Pynchonian Rorschach
David Casseres
casseres at apple.com
Mon Jul 7 13:39:56 CDT 1997
Henry sez
>Bu-ut I haven't haven't heard any reasonable argument
>against the suggestion that Pynchon's concern for historical accuracy
>has declined post-GR....
Well, as always I'll *try* to be reasonable....
Seems to me Gravity's Rainbow has not been subjected to the same kind of
fact-checking as Mason & Dixon, simply because it doesn't even remotely
appear to "historical fiction" while Mason & Dixon does, remotely. Has
anyone determined whether Mickey Rooney was *really* at Potsdam? Whether
the tunnels at Nordhausen were *really* in the shape of an SS insigne?
What the waters of the mouth of the Elbe, and the surrounding Baltic
coastline, are *really* like?
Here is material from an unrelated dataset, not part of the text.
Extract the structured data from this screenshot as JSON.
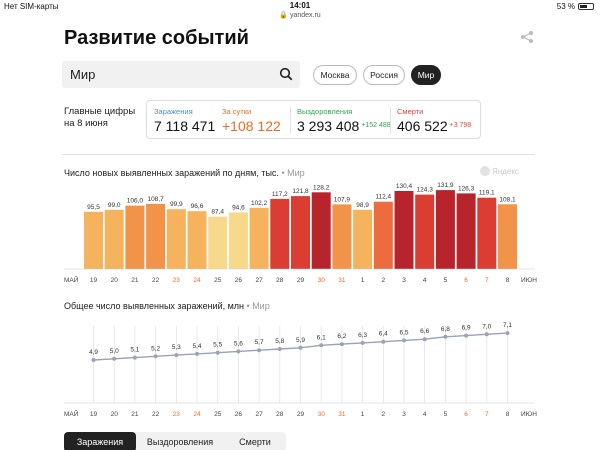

Whether Herero tradition *really* uses an
aardvaark burrow as part of a healing/integration process? What *about*
those Soviet-driven alphabet reforms in Kirghizstan, eh?
In Gravity's Rainbow we eat up all that stuff with little concern for the
accuracy of those facts, being (silly us) absorbed in the literary
effect, which only depends on verisimilitude, not factuality. In Mason &
Dixon, we seem to be approaching with some kind of chip on our shoulder.
Well, Tom, you gave us Gravity's Rainbow and then disappointed us with
Vineland, what else can you show us? What's this, a *historical
novel???* OK, is the 18th Century language authentic? We can tell,
we're literate, literary Anglophones. Is the naval history correct? We
know, 'cause we can read O'Brian too. Is the Southern Africa history
correct, or the St. Helena stuff? Well, um, maybe, who nose? But that
American history! Aha, gotcha Tom, a lot of us are actually *Americans*
and we know this stuff! Literary effect? What literary effect?
I claim if the two novels were approached in the same way, the concern
for historical accuracy would turn out to be about the same, and about as
relevant to the literary intent of the two novels.